In the given exercise, the mean of observations plays a critical role in understanding the properties of the data set. When we talk about the mean, it is essentially the average value of all observations in a data series. Here, we have a series with half the observations equal to \(a\) and the remaining half equal to \(-a\). To find the mean \( \mu \), we use the formula:

• First, add all the values together.
• Next, divide the sum by the total number of observations.

For this specific problem, it turns out that the sum \( n \cdot a + n \cdot (-a) \) equals zero because each \(a\) cancels out with \(-a\). Thus, the mean is \(0\), which greatly simplifies later calculations.

To understand standard deviation and variance, the sum of squares is a crucial component. It involves squaring each observation, then summing them up. Squaring the observations removes any sign, turning negative values positive and ensuring that large deviations from the mean contribute more.In this data set, half the observations are \(a\) and the other half are \(-a\). For the sum of squares, we calculate:

• Square each positive and negative \(a\), which both result in \(a^2\).
• There are \(n\) observations of \(a\) and \(n\) of \(-a\), so the sum is \(n\cdot a^2 + n\cdot a^2 = 2n \cdot a^2\).

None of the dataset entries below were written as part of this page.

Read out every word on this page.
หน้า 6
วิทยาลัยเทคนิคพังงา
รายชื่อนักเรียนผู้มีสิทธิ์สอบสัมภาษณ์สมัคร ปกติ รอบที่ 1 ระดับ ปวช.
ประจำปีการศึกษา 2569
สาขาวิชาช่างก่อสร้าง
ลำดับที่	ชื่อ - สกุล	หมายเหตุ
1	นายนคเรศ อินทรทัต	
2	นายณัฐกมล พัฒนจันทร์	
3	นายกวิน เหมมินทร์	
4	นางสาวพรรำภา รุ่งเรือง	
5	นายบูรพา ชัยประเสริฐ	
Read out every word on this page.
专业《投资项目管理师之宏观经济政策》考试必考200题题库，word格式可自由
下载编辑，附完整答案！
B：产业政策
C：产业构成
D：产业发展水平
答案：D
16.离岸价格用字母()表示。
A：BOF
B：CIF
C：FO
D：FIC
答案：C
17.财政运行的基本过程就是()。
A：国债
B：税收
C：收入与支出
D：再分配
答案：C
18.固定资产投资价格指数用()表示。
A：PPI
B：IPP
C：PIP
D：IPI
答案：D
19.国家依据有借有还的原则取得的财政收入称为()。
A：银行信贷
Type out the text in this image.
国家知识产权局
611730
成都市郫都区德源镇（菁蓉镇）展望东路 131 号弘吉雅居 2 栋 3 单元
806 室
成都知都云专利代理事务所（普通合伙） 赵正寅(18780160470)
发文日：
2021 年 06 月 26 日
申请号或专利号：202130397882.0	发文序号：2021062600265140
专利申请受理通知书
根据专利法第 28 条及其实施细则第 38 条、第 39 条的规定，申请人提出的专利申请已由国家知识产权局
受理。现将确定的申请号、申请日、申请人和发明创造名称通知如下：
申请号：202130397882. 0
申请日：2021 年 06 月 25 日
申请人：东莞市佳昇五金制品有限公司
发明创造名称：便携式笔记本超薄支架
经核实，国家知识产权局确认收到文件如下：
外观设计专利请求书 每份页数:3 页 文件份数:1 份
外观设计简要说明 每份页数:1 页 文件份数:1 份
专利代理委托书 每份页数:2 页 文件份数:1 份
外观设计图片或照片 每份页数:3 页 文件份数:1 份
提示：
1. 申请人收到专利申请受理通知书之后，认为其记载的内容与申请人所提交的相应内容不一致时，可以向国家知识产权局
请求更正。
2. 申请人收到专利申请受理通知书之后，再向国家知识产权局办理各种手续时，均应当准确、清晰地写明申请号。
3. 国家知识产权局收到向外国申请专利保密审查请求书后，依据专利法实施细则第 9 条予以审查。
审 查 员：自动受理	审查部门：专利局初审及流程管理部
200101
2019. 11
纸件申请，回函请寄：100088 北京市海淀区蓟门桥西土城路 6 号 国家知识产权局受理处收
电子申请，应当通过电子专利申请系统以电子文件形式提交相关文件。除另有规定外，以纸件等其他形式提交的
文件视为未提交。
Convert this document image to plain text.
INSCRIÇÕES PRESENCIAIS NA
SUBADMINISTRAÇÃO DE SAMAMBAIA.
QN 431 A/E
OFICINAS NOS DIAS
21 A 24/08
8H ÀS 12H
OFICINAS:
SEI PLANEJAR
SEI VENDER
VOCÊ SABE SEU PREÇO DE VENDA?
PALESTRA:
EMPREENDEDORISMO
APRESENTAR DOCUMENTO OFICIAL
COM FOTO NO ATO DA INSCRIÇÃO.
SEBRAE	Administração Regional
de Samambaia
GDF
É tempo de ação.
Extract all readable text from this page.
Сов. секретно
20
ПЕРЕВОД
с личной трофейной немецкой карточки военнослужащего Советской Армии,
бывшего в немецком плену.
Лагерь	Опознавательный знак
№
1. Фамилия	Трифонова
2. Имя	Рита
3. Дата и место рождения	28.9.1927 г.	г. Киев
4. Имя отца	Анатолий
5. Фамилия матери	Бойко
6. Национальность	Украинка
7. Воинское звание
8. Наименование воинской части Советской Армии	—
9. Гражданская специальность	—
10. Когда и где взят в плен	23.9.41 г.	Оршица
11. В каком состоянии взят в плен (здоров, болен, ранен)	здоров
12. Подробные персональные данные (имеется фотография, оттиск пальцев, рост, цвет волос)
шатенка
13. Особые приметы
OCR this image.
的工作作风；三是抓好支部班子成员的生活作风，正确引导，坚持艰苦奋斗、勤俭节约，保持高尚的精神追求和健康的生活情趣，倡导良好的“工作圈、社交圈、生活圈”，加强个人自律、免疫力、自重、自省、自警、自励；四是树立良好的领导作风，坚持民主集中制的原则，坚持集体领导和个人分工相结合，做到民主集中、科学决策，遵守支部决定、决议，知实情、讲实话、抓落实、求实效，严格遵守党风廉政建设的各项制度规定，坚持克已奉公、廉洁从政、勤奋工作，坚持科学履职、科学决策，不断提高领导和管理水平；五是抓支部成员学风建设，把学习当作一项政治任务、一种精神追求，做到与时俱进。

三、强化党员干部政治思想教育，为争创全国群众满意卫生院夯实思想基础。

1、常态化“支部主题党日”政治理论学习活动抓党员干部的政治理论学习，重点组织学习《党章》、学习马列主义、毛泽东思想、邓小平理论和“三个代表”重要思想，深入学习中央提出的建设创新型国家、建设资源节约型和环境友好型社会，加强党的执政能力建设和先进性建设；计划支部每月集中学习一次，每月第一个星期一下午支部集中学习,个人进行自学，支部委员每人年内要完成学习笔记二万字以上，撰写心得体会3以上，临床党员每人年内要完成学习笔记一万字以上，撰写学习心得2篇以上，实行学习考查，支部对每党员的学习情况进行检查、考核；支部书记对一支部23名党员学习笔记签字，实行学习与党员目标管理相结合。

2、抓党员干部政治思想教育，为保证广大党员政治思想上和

This summation shows how the calculations balance out, essential when moving on to variance and standard deviation.

Variance measures how spread out or dispersed the observations are from the mean. Calculated using the sum of squares, variance is the average of these squared deviations from the mean.For our problem, the formula for variance \(\sigma^2\) employs the sum of squares:

• Insert the sum of squares from previous computations, \(2n \cdot a^2\).
• Divide by the number of observations \(2n\) to find variance: \( \sigma^2 = \frac{2n \cdot a^2}{2n} = a^2 \).

This variance shows directly how much observations each vary from the mean. Since the variance in this problem boils down to \(a^2\), equating it to the square of the given standard deviation helps quickly determine \(|a| = 2\). This step is crucial for solving standard deviation in uniform data sets.